Reflecting on our study and findings, we make five recommendations for maximising professional learning through co-design:

  1. 1.

    Consider academic partners’ capacity to participate fully in the process, including what might best support this (active capacity building, design activities, materials, environments, time).

  2. 2.

    Orient teams to design-based development and co-design as an evolving, messy, and ambiguous process that may generate creative tensions that often lead to innovative solutions and valuable professional learning for team members. Acknowledge that not knowing how and where we are going together is the starting point – building a plan and new knowledge together is what will get us to where we want to go.

  3. 3.

    Identify aspects of the organisational culture that are misaligned with the co-design process and how these might be mitigated.

  4. 4.

    Ensure there is sufficient time to collectively reflect on the co-design process, emergent designs, and evaluation data during and between iterations.

  5. 5.

    Develop and implement a transition process at the completion of the project, including specific training needed to sustain developments.

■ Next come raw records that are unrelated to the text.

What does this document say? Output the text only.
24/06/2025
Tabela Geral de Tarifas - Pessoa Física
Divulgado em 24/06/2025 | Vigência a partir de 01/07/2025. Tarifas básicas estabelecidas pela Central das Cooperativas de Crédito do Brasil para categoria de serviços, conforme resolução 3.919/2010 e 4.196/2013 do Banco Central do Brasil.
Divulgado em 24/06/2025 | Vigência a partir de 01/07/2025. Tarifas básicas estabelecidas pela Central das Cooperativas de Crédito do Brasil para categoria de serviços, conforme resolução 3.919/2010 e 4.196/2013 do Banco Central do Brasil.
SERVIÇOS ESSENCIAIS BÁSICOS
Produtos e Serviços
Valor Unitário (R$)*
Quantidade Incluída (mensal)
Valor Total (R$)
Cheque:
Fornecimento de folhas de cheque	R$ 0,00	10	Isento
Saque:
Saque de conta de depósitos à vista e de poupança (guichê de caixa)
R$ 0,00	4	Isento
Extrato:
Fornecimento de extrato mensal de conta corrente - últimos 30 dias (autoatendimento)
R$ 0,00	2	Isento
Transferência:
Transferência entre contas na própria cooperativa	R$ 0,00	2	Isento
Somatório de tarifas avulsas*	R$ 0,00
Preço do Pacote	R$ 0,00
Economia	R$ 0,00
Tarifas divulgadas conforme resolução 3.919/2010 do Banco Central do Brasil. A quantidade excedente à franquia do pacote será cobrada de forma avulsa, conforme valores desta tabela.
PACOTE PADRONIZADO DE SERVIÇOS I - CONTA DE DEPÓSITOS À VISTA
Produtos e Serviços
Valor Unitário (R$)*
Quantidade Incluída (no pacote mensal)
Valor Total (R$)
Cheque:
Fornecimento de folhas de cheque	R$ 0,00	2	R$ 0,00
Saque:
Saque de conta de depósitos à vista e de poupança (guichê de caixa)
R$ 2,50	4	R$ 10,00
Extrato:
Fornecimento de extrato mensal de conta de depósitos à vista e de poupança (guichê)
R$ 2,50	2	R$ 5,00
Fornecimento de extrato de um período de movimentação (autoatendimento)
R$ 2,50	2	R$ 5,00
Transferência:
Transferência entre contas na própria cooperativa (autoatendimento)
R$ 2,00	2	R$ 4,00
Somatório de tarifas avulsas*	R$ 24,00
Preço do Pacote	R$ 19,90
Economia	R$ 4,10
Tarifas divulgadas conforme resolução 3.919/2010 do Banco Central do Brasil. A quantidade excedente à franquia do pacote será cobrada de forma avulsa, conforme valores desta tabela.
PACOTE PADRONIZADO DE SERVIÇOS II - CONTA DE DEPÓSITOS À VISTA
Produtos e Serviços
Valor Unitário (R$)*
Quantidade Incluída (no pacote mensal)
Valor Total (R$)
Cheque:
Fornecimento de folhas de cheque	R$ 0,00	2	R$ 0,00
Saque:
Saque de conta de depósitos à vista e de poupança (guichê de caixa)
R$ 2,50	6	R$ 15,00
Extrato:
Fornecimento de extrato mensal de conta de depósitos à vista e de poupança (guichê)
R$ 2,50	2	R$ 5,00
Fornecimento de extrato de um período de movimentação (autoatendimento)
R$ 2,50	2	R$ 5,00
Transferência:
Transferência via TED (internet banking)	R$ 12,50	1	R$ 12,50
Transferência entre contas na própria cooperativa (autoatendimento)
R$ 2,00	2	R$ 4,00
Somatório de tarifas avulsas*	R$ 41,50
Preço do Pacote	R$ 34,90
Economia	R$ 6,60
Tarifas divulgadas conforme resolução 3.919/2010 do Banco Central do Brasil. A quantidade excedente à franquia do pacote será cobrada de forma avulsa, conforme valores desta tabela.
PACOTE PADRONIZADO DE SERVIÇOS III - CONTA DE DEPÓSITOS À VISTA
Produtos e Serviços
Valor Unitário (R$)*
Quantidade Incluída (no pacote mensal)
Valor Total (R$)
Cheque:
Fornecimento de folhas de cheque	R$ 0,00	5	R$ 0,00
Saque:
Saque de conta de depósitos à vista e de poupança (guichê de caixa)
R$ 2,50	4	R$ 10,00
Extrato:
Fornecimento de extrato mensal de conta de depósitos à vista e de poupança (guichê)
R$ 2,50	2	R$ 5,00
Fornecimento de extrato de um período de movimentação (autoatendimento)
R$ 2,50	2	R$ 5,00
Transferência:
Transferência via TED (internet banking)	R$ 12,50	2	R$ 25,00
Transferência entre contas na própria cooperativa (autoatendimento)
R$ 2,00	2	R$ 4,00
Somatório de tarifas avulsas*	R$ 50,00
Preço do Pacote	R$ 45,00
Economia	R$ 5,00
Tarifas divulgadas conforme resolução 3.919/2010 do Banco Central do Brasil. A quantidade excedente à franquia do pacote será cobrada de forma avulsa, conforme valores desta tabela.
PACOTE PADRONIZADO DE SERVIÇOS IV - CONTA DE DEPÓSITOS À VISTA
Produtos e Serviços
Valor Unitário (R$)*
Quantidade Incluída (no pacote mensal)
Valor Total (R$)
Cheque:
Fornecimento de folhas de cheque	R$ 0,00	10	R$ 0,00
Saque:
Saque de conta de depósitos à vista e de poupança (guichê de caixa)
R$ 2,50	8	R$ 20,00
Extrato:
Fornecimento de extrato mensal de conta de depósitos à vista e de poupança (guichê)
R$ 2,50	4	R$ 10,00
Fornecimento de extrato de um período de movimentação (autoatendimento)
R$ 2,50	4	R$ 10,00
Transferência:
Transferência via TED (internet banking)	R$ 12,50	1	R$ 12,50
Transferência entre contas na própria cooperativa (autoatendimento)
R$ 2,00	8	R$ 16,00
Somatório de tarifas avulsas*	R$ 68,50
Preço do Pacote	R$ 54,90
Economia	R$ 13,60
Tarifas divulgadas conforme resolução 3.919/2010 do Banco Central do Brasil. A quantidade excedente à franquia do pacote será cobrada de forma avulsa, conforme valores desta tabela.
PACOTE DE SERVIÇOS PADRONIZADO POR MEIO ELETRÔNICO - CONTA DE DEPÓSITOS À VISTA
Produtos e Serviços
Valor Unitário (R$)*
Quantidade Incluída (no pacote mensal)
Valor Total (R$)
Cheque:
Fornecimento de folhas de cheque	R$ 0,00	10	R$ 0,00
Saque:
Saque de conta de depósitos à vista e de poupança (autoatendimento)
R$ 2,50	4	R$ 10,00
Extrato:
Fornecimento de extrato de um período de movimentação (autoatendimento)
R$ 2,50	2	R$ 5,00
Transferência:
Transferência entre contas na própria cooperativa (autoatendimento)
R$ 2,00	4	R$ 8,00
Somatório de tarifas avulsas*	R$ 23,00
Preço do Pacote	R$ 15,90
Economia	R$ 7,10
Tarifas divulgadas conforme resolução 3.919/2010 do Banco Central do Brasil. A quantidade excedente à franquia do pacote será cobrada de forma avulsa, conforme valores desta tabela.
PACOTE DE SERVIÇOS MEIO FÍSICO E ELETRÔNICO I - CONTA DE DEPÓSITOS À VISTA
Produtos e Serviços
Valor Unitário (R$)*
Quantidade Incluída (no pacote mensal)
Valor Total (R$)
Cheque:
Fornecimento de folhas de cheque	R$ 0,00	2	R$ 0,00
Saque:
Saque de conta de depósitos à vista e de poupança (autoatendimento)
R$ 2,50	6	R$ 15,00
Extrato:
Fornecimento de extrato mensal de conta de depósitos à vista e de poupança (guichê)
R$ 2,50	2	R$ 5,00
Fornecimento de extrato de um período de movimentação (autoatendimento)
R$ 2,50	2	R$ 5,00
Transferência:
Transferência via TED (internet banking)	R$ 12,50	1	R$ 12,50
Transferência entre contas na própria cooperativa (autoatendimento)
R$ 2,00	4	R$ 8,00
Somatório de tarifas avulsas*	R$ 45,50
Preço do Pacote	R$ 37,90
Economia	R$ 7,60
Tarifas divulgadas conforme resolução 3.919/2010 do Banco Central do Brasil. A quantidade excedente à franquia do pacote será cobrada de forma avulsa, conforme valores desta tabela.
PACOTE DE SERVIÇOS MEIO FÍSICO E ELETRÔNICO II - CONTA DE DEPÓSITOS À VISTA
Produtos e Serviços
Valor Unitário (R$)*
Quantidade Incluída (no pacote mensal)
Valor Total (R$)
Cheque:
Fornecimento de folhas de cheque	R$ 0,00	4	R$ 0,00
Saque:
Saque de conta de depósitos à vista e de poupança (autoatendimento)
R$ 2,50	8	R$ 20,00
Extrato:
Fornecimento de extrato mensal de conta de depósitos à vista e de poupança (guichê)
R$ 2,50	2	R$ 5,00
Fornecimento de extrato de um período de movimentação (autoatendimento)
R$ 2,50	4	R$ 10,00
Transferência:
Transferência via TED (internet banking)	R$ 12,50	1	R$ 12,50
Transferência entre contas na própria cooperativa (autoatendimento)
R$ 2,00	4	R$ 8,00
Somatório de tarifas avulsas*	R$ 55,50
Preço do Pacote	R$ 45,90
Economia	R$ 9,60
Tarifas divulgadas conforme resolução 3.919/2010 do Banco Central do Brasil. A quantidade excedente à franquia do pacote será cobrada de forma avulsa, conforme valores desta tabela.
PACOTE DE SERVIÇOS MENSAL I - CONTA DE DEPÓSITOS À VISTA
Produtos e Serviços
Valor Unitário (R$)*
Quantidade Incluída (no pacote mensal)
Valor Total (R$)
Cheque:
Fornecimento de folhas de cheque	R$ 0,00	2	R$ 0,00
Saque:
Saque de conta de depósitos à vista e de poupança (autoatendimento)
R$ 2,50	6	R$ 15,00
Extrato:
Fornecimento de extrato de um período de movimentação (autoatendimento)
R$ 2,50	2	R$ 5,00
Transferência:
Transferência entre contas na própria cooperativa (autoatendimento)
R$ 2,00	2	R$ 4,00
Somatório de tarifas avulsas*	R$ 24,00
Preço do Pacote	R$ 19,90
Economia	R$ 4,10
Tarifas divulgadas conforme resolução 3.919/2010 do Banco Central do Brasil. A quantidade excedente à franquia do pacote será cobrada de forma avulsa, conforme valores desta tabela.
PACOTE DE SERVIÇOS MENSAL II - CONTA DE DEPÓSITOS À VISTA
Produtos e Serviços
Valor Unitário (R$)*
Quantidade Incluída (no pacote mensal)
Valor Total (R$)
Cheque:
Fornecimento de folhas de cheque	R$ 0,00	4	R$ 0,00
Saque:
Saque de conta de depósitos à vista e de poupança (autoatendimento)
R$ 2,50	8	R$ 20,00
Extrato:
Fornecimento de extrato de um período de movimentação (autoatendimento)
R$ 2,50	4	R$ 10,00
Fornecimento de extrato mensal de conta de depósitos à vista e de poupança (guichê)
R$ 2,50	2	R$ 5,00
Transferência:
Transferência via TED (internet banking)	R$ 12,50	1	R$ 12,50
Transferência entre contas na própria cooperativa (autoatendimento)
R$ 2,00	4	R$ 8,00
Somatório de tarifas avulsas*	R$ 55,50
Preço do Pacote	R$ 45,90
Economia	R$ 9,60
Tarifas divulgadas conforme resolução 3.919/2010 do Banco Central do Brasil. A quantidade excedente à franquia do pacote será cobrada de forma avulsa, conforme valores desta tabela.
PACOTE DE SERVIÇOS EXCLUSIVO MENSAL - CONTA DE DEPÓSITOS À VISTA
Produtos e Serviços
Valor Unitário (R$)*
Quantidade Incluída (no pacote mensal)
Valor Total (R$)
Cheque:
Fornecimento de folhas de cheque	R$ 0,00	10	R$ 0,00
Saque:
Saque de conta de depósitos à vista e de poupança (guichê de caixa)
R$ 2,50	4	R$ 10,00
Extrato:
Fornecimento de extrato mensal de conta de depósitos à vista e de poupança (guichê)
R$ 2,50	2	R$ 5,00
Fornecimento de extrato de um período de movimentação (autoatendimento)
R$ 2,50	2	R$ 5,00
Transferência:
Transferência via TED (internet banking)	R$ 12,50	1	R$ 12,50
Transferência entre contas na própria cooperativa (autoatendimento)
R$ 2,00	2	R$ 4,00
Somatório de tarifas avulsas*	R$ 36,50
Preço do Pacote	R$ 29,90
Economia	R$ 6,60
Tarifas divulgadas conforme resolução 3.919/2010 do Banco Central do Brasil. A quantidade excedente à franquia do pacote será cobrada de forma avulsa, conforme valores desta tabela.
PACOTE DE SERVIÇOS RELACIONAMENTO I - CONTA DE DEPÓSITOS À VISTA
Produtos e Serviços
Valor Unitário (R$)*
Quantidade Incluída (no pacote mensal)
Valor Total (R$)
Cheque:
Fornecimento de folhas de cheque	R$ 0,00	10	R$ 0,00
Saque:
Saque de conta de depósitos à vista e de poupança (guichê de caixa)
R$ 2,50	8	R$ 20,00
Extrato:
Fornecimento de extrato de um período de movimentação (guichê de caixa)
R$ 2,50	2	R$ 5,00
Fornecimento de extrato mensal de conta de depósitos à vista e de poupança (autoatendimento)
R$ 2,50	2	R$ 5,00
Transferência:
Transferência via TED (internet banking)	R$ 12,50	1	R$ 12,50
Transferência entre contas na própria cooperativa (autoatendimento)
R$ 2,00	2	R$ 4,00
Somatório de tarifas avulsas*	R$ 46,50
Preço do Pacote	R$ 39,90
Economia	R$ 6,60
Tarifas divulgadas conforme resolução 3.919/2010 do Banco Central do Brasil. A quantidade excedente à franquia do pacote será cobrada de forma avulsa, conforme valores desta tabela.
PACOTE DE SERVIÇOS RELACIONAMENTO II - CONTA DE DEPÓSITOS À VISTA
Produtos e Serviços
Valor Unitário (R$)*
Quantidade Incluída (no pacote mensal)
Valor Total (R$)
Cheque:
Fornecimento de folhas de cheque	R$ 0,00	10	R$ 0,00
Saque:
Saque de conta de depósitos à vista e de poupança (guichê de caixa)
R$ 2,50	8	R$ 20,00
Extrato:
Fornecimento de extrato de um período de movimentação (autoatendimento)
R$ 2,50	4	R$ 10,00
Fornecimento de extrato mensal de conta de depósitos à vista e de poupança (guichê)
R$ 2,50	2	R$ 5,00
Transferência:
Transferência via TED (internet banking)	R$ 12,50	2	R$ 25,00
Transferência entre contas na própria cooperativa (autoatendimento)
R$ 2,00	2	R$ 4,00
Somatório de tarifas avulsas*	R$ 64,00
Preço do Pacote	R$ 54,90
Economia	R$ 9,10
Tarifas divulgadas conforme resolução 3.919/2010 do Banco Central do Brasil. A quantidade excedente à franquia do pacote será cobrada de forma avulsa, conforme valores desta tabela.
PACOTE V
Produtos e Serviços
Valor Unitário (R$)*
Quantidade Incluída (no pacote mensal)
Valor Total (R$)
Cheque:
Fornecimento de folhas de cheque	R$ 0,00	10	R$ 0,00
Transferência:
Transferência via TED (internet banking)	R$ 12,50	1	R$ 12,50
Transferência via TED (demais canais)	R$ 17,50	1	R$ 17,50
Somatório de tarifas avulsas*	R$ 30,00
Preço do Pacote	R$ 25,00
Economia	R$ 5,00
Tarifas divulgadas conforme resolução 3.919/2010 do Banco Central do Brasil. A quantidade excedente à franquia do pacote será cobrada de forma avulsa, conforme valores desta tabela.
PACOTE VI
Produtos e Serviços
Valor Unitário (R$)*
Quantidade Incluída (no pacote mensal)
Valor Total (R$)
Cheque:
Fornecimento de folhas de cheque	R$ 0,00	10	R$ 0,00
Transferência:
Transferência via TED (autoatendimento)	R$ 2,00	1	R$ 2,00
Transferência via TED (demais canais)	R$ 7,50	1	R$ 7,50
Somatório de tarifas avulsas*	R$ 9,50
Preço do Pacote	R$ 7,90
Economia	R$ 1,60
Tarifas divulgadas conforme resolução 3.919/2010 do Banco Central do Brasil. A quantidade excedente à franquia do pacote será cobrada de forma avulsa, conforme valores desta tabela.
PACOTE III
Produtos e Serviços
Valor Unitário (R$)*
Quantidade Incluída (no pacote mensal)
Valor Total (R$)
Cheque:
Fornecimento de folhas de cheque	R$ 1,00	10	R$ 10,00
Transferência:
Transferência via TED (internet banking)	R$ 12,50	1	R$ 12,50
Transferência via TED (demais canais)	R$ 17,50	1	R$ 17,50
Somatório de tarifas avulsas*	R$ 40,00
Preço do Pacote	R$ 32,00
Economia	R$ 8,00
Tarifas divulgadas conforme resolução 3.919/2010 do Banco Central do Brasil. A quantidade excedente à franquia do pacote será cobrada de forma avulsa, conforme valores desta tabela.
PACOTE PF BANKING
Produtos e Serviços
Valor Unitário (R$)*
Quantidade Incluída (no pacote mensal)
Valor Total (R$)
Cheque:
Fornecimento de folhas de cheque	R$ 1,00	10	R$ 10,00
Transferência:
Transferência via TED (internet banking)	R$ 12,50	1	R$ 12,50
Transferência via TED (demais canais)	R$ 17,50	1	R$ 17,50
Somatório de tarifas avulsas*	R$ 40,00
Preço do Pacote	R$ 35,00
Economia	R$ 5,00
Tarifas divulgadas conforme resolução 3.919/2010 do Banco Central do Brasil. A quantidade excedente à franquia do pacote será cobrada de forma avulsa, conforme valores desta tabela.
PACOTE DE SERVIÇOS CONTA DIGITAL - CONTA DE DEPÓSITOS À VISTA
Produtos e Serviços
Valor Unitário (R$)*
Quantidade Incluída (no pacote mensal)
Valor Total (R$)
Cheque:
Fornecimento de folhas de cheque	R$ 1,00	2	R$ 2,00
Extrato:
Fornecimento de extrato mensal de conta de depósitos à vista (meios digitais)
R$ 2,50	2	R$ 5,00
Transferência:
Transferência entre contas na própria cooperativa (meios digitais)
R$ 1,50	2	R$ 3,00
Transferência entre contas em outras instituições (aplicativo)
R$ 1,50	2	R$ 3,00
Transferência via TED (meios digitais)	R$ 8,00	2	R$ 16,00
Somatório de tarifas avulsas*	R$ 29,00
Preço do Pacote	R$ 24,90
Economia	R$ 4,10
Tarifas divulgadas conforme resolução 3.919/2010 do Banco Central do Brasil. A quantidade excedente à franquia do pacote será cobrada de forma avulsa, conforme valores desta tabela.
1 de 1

Those leading co-design processes in higher education need to be equipped to recognise and navigate the complex dynamics of teams that may support or hinder professional learning. While we acknowledge that our co-design process is part of a well-resourced strategic project with a multidisciplinary team, our recommendations are transferable and relevant to a range of collaborative teaching contexts. Future research could explore the perspectives of all team members involved in co-design to further understand how professional development emerges out of social learning and through shared experience and a shared culture (Wenger, 2000). These multiple perspectives would provide a 360° view of how co-design, with its complex collaborative processes and creative tensions, fosters professional learning where all team members pull together in the interests of students.